I suppose our friend CS Lewis had a little something to say regarding this topic that I love.  Without further adieu, I turn the time over to Clive Staples himself:

"Friendship is unnecessary, like philosophy, like art... It has no survival value; rather it is one of those things that give value to survival."

My survival on this planet has been given more value than the hope diamond we saw in the Smithsonian, by such people in my life.  I agree with his quote except for I have come to know that even though we don't have the same DNA, get sealed in the temple, and never write on each other's face book walls, soul friends ARE necessary to my survival and the value my life experience down here. 

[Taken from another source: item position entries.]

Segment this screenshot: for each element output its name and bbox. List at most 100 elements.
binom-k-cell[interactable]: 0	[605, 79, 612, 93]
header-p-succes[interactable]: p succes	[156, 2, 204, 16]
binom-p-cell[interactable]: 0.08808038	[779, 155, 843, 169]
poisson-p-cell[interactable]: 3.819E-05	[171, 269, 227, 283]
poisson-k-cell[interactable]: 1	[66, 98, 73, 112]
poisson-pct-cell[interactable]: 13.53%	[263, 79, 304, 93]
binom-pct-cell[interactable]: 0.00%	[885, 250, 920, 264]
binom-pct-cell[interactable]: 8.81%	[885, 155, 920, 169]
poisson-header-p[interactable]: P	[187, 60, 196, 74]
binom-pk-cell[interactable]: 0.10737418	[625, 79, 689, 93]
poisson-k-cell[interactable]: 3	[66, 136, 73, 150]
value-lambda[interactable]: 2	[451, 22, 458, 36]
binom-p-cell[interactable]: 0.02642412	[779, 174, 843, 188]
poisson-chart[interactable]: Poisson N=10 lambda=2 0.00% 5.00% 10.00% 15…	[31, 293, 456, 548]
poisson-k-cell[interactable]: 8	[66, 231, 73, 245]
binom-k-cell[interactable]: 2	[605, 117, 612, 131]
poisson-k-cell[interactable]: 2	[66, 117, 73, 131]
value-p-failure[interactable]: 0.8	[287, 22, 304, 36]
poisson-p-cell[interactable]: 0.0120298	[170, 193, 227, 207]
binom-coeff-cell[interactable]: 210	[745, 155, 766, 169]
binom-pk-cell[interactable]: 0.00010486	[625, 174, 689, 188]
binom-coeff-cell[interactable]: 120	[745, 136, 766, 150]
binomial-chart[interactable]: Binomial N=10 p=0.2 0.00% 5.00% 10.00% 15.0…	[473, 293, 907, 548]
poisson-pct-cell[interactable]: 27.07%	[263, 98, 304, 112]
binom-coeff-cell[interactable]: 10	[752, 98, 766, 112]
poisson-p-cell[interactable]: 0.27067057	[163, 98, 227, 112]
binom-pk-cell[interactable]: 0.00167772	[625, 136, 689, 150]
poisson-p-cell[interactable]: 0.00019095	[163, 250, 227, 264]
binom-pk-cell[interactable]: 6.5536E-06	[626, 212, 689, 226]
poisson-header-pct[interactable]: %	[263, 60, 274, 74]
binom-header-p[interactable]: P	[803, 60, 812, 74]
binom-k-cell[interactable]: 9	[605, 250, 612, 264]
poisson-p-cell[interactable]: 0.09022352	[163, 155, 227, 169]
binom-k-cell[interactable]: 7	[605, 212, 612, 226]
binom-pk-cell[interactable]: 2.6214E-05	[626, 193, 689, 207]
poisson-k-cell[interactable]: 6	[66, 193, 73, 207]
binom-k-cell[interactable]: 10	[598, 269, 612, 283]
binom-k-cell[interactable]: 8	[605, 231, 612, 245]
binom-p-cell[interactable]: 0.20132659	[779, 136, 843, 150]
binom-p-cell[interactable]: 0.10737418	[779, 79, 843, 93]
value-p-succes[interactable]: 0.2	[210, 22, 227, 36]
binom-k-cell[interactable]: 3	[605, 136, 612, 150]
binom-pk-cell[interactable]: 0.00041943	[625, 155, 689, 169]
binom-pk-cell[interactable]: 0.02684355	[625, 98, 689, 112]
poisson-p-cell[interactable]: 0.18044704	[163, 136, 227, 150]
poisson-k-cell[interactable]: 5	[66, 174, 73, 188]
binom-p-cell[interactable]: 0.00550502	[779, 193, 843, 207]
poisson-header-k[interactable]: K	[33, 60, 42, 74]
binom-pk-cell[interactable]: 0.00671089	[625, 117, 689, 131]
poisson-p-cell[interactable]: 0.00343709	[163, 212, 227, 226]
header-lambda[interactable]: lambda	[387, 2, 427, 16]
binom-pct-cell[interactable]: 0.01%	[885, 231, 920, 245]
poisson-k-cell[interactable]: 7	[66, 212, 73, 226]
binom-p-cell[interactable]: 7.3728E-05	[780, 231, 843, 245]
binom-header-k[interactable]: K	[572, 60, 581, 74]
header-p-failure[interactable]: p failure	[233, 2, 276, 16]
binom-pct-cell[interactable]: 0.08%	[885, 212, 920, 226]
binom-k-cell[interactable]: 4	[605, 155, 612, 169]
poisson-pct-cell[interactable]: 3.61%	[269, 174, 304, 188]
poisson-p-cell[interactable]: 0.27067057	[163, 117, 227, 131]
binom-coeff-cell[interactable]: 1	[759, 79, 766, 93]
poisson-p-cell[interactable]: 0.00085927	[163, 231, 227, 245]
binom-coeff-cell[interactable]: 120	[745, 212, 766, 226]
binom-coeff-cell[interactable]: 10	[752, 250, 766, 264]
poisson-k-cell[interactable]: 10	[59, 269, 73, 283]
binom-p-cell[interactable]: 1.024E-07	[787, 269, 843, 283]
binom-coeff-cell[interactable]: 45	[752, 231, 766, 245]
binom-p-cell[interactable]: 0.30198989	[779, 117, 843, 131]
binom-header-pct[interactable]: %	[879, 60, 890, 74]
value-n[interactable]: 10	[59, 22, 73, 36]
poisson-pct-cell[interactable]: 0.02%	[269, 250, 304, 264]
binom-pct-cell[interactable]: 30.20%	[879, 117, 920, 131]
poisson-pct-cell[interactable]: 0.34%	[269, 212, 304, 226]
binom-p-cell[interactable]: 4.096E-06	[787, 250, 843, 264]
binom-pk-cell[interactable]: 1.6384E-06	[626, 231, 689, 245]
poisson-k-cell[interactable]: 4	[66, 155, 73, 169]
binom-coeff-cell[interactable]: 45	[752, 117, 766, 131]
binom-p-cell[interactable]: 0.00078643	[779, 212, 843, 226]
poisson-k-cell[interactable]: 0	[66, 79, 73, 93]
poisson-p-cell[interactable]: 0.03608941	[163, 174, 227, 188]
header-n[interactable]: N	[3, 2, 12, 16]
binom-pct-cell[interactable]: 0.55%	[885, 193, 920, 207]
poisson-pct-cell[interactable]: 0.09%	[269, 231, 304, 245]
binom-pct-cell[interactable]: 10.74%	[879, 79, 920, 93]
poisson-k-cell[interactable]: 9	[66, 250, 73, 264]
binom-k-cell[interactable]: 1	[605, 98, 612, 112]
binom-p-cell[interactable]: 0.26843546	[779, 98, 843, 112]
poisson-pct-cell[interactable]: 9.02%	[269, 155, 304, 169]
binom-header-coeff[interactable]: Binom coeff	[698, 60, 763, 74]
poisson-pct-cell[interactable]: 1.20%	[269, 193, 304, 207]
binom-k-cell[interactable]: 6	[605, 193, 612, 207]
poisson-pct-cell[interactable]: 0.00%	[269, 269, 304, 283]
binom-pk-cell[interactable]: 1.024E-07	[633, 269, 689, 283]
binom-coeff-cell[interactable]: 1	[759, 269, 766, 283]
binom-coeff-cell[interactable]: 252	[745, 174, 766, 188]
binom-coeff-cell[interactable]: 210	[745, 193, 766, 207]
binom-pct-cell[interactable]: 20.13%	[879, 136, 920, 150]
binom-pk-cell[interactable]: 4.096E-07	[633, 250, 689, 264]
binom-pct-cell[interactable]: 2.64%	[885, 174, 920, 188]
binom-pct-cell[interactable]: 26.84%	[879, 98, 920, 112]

Soul friends don't change because you get married, have babies and get love handles, move to the other side of the country or forget their birthday.  Soul friends are the kind of friends that you can call and you don't have to explain yourself because they already know you, the real you, they are the kind of friends you can call and cry or complain like the female version Laman and Lemuel combined and know that you will not get judged, they are the friends you can call and talk for endless hours about nothing and gut laugh with; they are the friends that you can say nothing to and be completely not funny and boring as toast without jam or butter and they could care less.  When you find a soul friend, it doesn't matter how long you have known them because it's just a connection your soul has and you feel like you've known them for your whole life because you let them into your whole life, even the ugly, unattractive, lame, boring, not clean crevices of your life that the rest of the world will never know.  Soul friends are the kind of people that if you had to go across the plains in a handcart wearing and ugly bonnet and eating flour mush cooked over buffalo chip poop fire, you know you could do it if they were in the same company with their ugly bonnet too.  When you find a soul friend, you never let them go because they are one of life's rarest and greatest blessings.  You never know where or when you will meet one, but you know when you have because your life is never the same after that. 


I love the CS Lewis quote because I'm sure I could keep breathing and my aortic valve would keep pumping if my soul friends all died; but my survival would lack the depth, color, joy and peace that I feel just knowing that somewhere in the world, they are there.